Préface de Jean-Louis Bory à La Femme changée en renard, Éd. Rencontre Lausanne, 1963

Lady into fox est une histoire scandaleuse. Scandaleuse pour des citoyens raisonnables, pour tous les gens doués de bon sens. D'autant plus scandaleuse que l'histoire se déroule dans l'Oxfordshire, et de nos jours. D'autant plus scandaleuse que la métamorphose porte sur une lady, non sur une woman, et qu'elle a pris l'aspect le plus provoquant : celui de la modification instantanée, fracassante, catastrophiquement dérangeante – le coup de baguette des fées : "à l'endroit où sa femme avait été un instant plus tôt, il vit un petit renard d'un rouge très vif". Métamorphose enfin d'autant plus scandaleuse qu'elle ne scandalise pas l'auteur. Je ne pense pas qu'il faille voir dans La femme changée en renard, une allégorie, ou quelque signification symbolique. David Garnett conte pour le plaisir de conter, pour le plaisir du "et alors ?" qu'amène sur les lèvres des auditeurs un récit bien mené – curiosité à laquelle on doit le meilleur de la littérature policière, surtout anglaise, comme on sait. Mais il n'est pas interdit de dénicher, au creux de cette fable, une morale, plutôt qu'une moralité : on est ce que l'on est. Pour moi, je verrai dans ce roman une des plus belles histoires d'amour.
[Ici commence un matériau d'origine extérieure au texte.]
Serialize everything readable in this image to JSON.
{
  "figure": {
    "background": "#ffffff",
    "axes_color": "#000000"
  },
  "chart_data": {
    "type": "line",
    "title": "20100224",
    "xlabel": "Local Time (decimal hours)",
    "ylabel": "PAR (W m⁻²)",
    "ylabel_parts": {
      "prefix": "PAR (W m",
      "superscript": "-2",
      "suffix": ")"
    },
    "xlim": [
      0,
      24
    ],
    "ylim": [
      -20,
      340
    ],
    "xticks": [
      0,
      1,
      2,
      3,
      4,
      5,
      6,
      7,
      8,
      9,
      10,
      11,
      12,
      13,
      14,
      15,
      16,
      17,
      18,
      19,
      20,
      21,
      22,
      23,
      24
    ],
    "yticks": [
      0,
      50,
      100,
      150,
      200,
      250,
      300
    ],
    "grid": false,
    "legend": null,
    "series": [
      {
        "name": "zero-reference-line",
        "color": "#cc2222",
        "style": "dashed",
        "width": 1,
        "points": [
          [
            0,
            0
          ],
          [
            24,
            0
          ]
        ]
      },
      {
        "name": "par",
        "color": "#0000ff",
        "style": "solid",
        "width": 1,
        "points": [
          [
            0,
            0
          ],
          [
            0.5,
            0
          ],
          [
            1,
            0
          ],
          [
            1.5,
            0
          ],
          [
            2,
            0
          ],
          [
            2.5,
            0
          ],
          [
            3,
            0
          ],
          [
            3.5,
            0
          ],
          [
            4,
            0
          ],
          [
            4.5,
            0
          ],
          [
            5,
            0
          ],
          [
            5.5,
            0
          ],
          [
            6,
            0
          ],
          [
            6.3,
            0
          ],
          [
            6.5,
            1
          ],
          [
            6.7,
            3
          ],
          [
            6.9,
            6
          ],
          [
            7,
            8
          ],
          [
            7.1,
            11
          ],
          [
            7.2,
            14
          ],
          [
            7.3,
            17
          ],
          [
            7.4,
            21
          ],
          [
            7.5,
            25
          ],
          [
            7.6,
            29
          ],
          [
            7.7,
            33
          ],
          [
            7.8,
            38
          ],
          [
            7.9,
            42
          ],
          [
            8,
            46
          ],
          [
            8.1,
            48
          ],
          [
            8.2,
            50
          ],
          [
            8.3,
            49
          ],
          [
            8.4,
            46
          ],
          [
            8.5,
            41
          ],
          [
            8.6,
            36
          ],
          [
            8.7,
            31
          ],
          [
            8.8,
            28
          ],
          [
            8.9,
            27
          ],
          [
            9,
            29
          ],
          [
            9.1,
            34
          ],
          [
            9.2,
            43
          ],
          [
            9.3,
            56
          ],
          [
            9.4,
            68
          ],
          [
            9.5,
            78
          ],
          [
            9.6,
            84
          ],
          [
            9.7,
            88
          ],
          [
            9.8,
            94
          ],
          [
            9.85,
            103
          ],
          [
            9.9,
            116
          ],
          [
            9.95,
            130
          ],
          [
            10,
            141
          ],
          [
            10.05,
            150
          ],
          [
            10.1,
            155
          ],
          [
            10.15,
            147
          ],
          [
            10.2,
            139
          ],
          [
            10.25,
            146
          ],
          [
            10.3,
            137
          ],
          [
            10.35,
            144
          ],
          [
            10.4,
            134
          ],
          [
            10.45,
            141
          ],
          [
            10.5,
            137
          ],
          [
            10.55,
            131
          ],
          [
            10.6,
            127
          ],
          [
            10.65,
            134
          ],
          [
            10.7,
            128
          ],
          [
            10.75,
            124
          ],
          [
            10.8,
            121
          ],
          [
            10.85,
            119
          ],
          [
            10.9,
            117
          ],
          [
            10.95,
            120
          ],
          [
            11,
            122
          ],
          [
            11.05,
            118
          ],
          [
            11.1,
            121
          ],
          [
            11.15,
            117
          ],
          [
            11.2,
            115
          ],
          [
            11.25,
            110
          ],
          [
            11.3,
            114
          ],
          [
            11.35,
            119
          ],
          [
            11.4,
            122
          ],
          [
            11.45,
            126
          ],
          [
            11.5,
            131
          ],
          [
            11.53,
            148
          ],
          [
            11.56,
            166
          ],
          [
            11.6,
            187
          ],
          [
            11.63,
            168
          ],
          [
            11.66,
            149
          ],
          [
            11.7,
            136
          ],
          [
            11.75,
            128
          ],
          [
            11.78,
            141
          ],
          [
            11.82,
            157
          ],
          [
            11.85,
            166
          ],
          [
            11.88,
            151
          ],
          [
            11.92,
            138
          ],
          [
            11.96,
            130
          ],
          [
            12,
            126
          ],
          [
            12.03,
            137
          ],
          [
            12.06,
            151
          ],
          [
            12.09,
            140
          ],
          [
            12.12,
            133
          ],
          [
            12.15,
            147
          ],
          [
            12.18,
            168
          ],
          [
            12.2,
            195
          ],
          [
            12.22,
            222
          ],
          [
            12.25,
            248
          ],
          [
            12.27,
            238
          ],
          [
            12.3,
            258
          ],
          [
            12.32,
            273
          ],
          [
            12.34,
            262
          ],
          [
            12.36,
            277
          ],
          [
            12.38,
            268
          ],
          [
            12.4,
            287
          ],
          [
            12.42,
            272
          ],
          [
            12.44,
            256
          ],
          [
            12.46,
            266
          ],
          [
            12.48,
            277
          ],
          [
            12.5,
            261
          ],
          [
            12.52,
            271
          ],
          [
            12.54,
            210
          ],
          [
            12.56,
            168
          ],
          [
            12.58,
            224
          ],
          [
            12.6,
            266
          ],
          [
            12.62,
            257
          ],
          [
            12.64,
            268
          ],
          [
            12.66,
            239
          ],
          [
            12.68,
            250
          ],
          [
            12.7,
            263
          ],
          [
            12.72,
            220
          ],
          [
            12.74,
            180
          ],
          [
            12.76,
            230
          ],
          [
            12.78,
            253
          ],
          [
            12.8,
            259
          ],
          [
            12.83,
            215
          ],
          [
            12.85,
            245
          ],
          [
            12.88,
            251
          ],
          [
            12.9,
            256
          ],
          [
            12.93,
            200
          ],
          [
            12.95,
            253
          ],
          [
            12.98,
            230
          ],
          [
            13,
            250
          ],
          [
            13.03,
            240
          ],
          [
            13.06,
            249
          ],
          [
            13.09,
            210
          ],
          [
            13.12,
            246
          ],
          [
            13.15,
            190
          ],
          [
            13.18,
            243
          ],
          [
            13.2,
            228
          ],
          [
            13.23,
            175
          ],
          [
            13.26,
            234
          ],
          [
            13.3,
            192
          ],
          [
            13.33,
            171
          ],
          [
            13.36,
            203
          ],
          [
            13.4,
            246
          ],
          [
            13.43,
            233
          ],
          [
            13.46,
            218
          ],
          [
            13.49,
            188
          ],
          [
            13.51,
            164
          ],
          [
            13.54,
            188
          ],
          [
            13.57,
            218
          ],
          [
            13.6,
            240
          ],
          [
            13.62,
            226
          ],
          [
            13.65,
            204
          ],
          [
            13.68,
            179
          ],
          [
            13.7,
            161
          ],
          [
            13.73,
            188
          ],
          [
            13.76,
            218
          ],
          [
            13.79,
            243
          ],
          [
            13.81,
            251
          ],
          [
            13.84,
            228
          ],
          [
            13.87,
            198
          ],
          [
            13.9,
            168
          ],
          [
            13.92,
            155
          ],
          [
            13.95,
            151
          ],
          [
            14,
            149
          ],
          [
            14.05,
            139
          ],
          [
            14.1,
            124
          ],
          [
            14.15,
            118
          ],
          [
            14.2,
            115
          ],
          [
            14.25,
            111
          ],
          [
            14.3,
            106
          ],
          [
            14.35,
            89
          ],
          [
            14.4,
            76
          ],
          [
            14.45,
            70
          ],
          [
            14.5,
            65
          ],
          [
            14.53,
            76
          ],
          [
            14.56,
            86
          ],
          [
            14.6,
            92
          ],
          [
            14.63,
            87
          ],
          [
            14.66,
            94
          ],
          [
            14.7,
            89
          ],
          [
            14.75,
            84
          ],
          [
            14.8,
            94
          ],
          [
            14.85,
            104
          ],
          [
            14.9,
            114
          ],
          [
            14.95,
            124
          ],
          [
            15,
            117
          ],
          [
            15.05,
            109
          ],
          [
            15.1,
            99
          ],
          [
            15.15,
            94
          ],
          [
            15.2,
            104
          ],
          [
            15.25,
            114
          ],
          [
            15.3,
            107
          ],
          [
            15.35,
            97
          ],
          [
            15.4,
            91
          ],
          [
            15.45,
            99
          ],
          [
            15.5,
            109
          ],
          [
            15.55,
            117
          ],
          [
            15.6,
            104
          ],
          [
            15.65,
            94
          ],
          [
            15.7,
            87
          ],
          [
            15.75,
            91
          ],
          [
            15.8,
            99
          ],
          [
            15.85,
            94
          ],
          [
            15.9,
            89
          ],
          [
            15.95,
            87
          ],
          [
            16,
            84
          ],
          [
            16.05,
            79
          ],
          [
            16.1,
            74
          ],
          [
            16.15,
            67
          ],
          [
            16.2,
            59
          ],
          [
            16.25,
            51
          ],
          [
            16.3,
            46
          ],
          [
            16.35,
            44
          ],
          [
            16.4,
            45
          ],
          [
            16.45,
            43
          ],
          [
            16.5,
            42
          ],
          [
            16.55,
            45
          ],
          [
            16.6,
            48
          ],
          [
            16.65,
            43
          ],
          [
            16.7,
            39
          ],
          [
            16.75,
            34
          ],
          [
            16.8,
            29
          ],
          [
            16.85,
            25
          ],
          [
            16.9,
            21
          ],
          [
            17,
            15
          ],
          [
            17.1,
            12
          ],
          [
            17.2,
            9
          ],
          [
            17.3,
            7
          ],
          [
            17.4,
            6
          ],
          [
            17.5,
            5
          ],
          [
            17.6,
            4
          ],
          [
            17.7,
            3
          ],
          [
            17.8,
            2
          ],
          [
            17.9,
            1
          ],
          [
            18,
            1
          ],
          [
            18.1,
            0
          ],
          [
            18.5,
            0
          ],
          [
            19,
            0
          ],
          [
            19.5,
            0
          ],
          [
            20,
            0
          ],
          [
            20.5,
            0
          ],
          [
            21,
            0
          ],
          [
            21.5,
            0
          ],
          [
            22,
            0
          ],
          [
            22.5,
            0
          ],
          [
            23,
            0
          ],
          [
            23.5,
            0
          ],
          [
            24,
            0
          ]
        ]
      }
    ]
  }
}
Dans l'aventure de ce gentleman amoureux de sa renarde d'épouse, et fidèle, au point de se métamorphoser presque, lui le mari, lui un gentleman, en individu sale, négligé, lui un Anglais, en un être qui hésite à peine à se mettre à quatre pattes – bref : en une bête – je salue l'illustration du couple idéal et le secret du bonheur conjugal.